What is in the cash shop will be relatively familiar to League players.  Characters run for $4-10 or some amount of in-game currency.  These are allegedly based in part on the complexity of the character and seemingly with little basis in popularity - Raynor and Malfurion sit in the $4 tier, most characters including Tassadar, Illidan, and Diablo sit at the $7.50 price point, and only a handful, most prominently Kerrigan, occupy the $10 tier.  Cosmetic skins are pricier, generally either $7.50 or, $10 and not available with in-game currency, but are reasonably well done and very clever.  In addition to minor or comedic variations, there are cross-franchise outfits -  Kerrigan as a WoW succubus, or Uther as a Starcraft Terran Medic - and alternate realities such as Arthas as a human and a fallen demonic Tyrael.  Once you own the skin, you can unlock color variants in-game only.  There are also apparently cosmetic mount variants (everyone gets a free basic horse), including a $20 rainbow unicorn, because why not. 
You can take the healbot out of Azeroth....
A promising first look....
It may be technically alpha, but it looks well polished.  League will survive fine due to its massive userbase, but I'd be very worried if I was running any less prominent MOBA when this game hits wider release. 

2 comments:

Video Game Philosopher said...

This looks really interesting.

MOBAs aren't my thing either (though if Riot Games asks, I'm all about them, I'd love to work for their studio), but I did enjoy DOTA when it was part of warcraft 3 (in the early days before shit got complicated). I also like games that reward people for actually playing (not grinding, not rushing to get to the level cap, actually putting time into the game). I'm wondering if this will be a free to play game like Hearthstone (likely as they are all marketing ploys to get people to sub into WoW and buy stuff on their cash stores) or if it will be a true stand alone.

Green Armadillo said...

I don't see the possibility of generating additional business for WoW and Blizzard's other properties (including Titan if it ever re-emerges from development) as mutually exclusive from HotS being highly profitable as a stand-alone.
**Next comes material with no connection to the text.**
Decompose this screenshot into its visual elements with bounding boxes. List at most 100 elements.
They're going to make decent money selling access to characters to people who don't want to wait to grind them out - this part is a carbon copy of League - and really good money selling $10 skins. The brilliance of all these crossovers is that maybe I don't care about the DIII Barbarian until I can also pay to dress her in the Wrath warrior tier set from WoW. I don't know how many I'll actually buy, but there are more already in the alpha that I'd be tempted to buy than in all of League.

One thing to watch is whether they add an additional sink for gold, other than just using it to unlock heroes. League has its pricey runes. Marvel Heroes (not a MOBA, but they explicitly modeled the system for unlocking characters in-game off of League) has team-up heroes and various consumables. In the current alpha, there is no other use for gold, and I could see that driving down cash sales of heroes.